In 2022, Paramount+ finally released the first season of Halo, the long-awaited live-action adaptation of the popular video game franchise. While various action scenes served as fan-pleasing sequences, the series was maligned among the community for simply not feeling true to the source material. In addition to focusing on too many side characters and interpersonal drama, the series also took far too many liberties with its main protagonist, Master Chief. With Season 2 starting on Paramount+ this week, I sat down with Xbox’s head of IP expansion and entertainment Kiki Wolfkill and Halo Season 2 showrunner and writer David Wiener to learn more about the direction they’re taking.
According to Wolfkill, who has worked on the Halo series since her role as executive producer on Halo 4 in 2012, making the Paramount+ series more faithful to its game series was of the utmost importance going into Season 2. Even though the team was working on Season 2 before having the opportunity to collect feedback from the series’ viewers, once the reviews and fan feedback came across the team’s desks, they knew that they had committed to the correct changes.
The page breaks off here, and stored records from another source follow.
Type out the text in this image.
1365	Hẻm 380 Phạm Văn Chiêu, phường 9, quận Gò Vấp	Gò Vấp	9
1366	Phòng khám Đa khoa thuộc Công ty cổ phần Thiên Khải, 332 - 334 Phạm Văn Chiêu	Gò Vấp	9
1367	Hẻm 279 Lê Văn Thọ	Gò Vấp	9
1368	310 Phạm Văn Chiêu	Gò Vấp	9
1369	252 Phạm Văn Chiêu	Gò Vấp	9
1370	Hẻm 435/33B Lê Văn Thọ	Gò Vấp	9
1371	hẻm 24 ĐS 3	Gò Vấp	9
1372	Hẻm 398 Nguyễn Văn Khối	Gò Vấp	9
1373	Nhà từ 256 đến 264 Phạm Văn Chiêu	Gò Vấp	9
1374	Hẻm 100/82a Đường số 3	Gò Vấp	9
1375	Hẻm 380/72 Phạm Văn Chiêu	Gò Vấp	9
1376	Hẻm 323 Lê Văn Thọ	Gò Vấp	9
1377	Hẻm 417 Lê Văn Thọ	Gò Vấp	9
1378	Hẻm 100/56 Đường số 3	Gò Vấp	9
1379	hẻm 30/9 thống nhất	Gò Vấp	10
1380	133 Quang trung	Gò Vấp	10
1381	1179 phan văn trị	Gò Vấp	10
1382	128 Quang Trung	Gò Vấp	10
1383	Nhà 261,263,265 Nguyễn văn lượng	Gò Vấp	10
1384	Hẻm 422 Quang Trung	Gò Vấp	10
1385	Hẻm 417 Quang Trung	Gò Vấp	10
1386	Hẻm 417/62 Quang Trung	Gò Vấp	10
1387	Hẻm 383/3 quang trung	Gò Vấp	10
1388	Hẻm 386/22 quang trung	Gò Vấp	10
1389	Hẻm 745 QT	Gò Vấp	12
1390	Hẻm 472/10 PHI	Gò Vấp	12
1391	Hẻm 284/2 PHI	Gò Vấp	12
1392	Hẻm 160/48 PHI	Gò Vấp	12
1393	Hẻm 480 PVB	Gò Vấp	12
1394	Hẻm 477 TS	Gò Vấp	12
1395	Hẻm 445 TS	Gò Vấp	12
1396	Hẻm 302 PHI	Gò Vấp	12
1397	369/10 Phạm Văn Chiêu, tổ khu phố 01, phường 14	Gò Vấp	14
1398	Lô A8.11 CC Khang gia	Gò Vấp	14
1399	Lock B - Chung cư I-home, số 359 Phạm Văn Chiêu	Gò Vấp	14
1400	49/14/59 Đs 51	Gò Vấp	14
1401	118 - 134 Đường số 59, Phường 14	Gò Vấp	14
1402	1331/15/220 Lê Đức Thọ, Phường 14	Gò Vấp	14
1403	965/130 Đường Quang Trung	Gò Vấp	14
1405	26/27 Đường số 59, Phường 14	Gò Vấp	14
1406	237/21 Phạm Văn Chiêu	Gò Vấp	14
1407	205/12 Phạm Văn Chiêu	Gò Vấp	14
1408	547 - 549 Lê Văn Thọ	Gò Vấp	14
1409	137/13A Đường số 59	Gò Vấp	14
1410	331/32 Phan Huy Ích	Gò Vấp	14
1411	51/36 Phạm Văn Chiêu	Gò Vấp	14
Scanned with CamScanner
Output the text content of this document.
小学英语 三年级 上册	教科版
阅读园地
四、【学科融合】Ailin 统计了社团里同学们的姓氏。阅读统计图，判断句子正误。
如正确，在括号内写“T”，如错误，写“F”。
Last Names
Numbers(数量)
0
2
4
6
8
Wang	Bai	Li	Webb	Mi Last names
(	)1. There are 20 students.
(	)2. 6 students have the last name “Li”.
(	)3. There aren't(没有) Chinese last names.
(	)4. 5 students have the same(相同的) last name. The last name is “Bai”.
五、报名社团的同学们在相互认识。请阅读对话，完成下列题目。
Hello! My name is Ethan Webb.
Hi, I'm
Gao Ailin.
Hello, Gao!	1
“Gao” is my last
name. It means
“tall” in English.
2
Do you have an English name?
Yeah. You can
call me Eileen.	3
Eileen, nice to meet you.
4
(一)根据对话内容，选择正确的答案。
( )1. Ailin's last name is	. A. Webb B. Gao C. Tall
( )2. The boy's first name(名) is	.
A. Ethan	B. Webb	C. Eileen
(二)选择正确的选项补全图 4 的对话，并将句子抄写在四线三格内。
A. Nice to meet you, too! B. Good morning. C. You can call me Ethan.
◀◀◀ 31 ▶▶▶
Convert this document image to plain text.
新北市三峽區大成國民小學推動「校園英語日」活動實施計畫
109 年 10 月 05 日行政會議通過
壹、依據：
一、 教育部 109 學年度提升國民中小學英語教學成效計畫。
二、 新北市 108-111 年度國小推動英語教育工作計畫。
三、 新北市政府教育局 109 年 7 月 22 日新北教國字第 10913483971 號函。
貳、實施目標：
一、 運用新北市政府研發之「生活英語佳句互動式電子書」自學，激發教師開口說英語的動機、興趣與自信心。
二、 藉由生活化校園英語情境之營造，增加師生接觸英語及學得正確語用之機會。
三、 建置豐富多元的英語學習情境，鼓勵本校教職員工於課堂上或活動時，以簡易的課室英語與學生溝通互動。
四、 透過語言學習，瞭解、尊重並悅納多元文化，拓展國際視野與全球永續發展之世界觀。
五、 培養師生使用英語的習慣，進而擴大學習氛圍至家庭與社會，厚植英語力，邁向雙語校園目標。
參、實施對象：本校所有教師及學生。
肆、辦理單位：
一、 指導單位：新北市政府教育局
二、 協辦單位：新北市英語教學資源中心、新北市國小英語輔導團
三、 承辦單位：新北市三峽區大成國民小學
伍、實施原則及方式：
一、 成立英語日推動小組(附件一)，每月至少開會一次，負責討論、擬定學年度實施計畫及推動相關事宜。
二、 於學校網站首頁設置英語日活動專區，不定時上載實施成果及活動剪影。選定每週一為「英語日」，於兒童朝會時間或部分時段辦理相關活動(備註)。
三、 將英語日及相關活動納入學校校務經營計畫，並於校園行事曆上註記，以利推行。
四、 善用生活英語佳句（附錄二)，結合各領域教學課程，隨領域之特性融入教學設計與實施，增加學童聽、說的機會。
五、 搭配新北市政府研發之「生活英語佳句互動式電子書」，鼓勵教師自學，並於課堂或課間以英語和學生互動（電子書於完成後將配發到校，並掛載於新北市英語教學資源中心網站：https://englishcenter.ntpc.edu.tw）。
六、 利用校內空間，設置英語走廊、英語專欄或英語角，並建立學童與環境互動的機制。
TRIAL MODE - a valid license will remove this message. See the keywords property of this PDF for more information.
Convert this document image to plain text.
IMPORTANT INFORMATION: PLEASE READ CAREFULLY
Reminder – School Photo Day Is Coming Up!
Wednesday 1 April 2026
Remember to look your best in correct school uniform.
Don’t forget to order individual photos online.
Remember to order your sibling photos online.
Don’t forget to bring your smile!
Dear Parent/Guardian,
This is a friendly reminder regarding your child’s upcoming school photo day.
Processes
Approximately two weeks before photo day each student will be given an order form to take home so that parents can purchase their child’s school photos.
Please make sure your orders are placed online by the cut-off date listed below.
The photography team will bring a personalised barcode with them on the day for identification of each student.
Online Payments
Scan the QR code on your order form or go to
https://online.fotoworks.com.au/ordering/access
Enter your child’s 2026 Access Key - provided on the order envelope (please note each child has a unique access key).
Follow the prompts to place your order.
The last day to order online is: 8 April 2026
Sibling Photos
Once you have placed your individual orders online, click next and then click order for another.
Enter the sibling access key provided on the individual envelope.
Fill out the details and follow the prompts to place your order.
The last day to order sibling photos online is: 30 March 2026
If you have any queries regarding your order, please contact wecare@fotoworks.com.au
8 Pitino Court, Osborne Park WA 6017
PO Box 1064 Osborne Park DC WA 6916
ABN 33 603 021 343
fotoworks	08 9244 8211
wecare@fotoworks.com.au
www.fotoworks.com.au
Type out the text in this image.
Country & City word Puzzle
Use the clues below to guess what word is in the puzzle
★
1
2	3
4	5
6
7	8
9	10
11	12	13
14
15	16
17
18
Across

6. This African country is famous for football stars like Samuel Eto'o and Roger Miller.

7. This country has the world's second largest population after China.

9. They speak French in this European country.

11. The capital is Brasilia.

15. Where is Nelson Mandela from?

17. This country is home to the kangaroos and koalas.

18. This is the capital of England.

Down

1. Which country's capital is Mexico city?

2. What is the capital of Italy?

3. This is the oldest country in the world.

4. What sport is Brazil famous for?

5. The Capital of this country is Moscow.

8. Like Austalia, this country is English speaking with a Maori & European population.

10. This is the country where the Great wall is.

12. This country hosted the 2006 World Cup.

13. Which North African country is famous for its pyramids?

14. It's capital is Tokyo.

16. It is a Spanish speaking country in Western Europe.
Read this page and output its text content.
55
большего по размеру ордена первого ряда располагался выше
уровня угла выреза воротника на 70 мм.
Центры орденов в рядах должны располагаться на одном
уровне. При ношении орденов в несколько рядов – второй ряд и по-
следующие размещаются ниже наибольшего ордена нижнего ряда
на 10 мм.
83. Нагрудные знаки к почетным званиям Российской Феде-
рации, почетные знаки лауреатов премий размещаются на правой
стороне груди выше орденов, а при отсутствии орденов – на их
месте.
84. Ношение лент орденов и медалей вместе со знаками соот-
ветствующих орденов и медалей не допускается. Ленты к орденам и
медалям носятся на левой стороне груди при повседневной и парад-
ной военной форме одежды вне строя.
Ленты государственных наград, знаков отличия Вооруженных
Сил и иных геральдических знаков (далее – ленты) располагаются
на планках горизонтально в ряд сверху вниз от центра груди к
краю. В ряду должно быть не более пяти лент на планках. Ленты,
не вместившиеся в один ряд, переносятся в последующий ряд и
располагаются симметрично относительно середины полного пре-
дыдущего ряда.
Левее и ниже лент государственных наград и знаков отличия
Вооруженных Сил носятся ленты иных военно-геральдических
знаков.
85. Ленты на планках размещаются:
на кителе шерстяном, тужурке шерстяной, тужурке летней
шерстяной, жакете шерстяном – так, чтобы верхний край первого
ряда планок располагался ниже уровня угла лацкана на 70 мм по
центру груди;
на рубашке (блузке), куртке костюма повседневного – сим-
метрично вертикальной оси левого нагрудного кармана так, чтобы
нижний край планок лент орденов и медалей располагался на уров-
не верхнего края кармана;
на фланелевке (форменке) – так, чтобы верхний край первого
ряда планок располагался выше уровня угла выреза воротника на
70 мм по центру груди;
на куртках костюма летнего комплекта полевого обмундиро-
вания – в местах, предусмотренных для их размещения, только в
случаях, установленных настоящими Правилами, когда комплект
“We dove into Season 2 right away, and what I would say is we had a list of things before we finished Season 1 that we wanted to do with Season 2,” Wolfkill says. “What I think was great about getting to see feedback along the way, as you know, really validated some changes that we wanted to make or did give us a new perspective on some other pieces. I think in terms of feeling more Halo, we spent so much time figuring out how to make a Halo show, and now we’re very much about how do we really craft this Halo story and incredible story that David’s written, and how do we make it have that sort of visceral feel and intensity that those Halo stories are about, right? And how do we have every piece of it feel much more real? I think we did some great visual world-building in Season 1. I think with Season 2, it all comes together, so you really feel you’re in it versus seeing pieces of it.”
This sophomore season makes a major change by swapping in a new writer and showrunner, David Wiener, who was charged with bringing those changes to life in the follow-up campaign. “I did present a vision, an idea of a tone that we wanted to use to tell the story, a perspective that we wanted to be in,” Wiener says. “The story is told from a very subjective point of view with our Spartans through their immediate circumstances. And the result is a very kinetic, very driving, gritty, more real expression, and I think it really lends itself to the genre.”
Wiener, who served as showrunner for 2020’s Brave New World, is said to bring a darker tone to the series, which should translate well to the story Season 2 hopes to tell. “David brought incredibly strong underpinnings, which was a critical thing for us for Season 2, both in how he wanted to tell the story, but also in the writing and characterization itself,” Wolfkill says. “That was something we’re really committed to being able to deliver in Season 2 on top of the tonal changes and getting back to some things that feel more Halo in their focus in terms of that groundedness.”
Having seen the first two episodes, the effort to get back to making sure Halo feels like Halo is evident, but I’m not sure it fully achieves that in those first two releases. Even though I’ve come around on Pablo Schreiber’s Master Chief voice, he still removes his helmet any chance he gets when not in combat, so if you were hoping it would be as glued to his shoulders as it is in the games, you seemingly won’t be more satisfied by Season 2 in that regard. And while I’m fascinated by the interpersonal and internal conflicts involving the Spartans, the first two episodes still get too bogged down by peripheral characters and universe-building in corners that don’t yet feel consequential to the interesting parts of the story. Still, the concerted effort by the writing and directing team to make it feel more like the source material is evident, giving me hope for the rest of the season.
However, Season 2 starts with the best scene in the series to date, showcasing Master Chief as the ruthless and beyond-capable super soldier fans of the games know him to be. In that scene, he takes on multiple Elites in a way that would make John Wick proud. “I thought it was important to establish the tone of the show from the get-go in a really strong, confident way,” Wiener says. “As much as it’s about a planet getting glassed, it’s really about what it’s like to tangle with a Sangheili warrior that’s nine-foot-five and has an Energy Sword, and what’s it like to anticipate that your enemy is out there in the fog that you can’t see them until they’re right on top of you. Introducing that component of fear; it’s almost like we’re horror adjacent.”
With the duo publicly stating that Halo Season 2 adapts The Fall of Reach storyline into live-action, I eagerly anticipate how the show portrays that pivotal event in Halo history. If you’re also looking forward to that, you can watch the first two episodes on Paramount+ on February 8, with weekly releases rolling out from then.